No estado, atualmente há 91 radares em operação, 38 em processo de instalação e outros dois paralisados, conforme levantamento feito com base em dados do DNIT.
O alerta foi formalizado no último dia 4, quando a Coordenação-Geral de Operações Rodoviárias do DNIT notificou a empresa responsável pelos radares, Fiscal Tecnologia e Automação LTDA, sobre a suspensão integral do programa.
Corte de 88% no orçamento
A Lei Orçamentária Anual de 2025 previa um montante de R$ 364,1 milhões para o PNCV, mas apenas R$ 43,3 milhões foram efetivamente destinados — o que representa uma redução de 88% em relação ao valor necessário para manter os serviços em funcionamento.

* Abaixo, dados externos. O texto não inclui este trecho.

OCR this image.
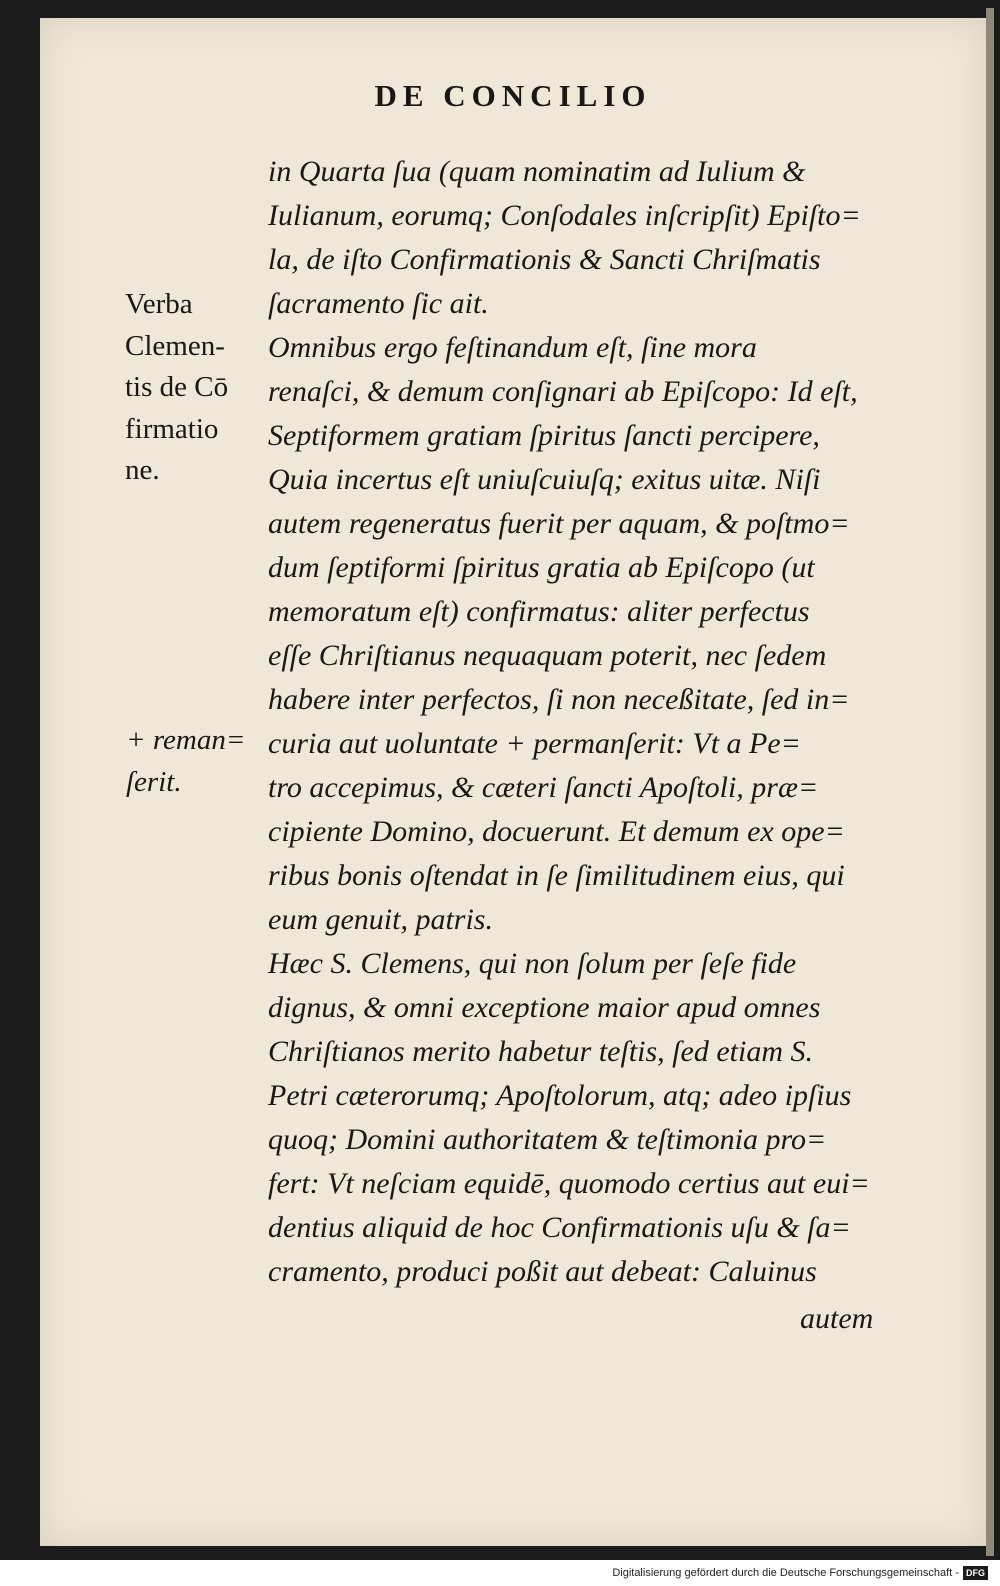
DE CONCILIO
Verba
Clemen-
tis de Cō
firmatio
ne.
+ reman=
ſerit.

in Quarta ſua (quam nominatim ad Iulium &

Iulianum, eorumq; Conſodales inſcripſit) Epiſto=

la, de iſto Confirmationis & Sancti Chriſmatis

ſacramento ſic ait.

Omnibus ergo feſtinandum eſt, ſine mora

renaſci, & demum conſignari ab Epiſcopo: Id eſt,

Septiformem gratiam ſpiritus ſancti percipere,

Quia incertus eſt uniuſcuiuſq; exitus uitæ. Niſi

autem regeneratus fuerit per aquam, & poſtmo=

dum ſeptiformi ſpiritus gratia ab Epiſcopo (ut

memoratum eſt) confirmatus: aliter perfectus

eſſe Chriſtianus nequaquam poterit, nec ſedem

habere inter perfectos, ſi non neceßitate, ſed in=

curia aut uoluntate + permanſerit: Vt a Pe=

tro accepimus, & cæteri ſancti Apoſtoli, præ=

cipiente Domino, docuerunt. Et demum ex ope=

ribus bonis oſtendat in ſe ſimilitudinem eius, qui

eum genuit, patris.

Hæc S. Clemens, qui non ſolum per ſeſe fide

dignus, & omni exceptione maior apud omnes

Chriſtianos merito habetur teſtis, ſed etiam S.

Petri cæterorumq; Apoſtolorum, atq; adeo ipſius

quoq; Domini authoritatem & teſtimonia pro=

fert: Vt neſciam equidē, quomodo certius aut eui=

dentius aliquid de hoc Confirmationis uſu & ſa=

cramento, produci poßit aut debeat: Caluinus

autem

Digitalisierung gefördert durch die Deutsche Forschungsgemeinschaft - DFG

Segundo o DNIT, o custo estimado para manter os contratos de manutenção dos radares em 2025 é de R$ 164,5 milhões, mas até o momento, incluindo restos a pagar e recursos em tramitação, o total disponível é de apenas R$ 79,6 milhões.
Tentativas de solução
O tema vem sendo discutido há mais de um ano dentro do próprio DNIT, incluindo reuniões com o Ministério dos Transportes e tentativas de inclusão do programa no novo PAC. A proposta orçamentária aprovada chegou a estabelecer uma recomendação mínima de R$ 150 milhões apenas para os radares.
Em nota, o DNIT afirmou que segue articulando soluções junto ao Ministério dos Transportes e à Casa Civil para evitar a paralisação e garantir a continuidade da fiscalização eletrônica nas rodovias federais.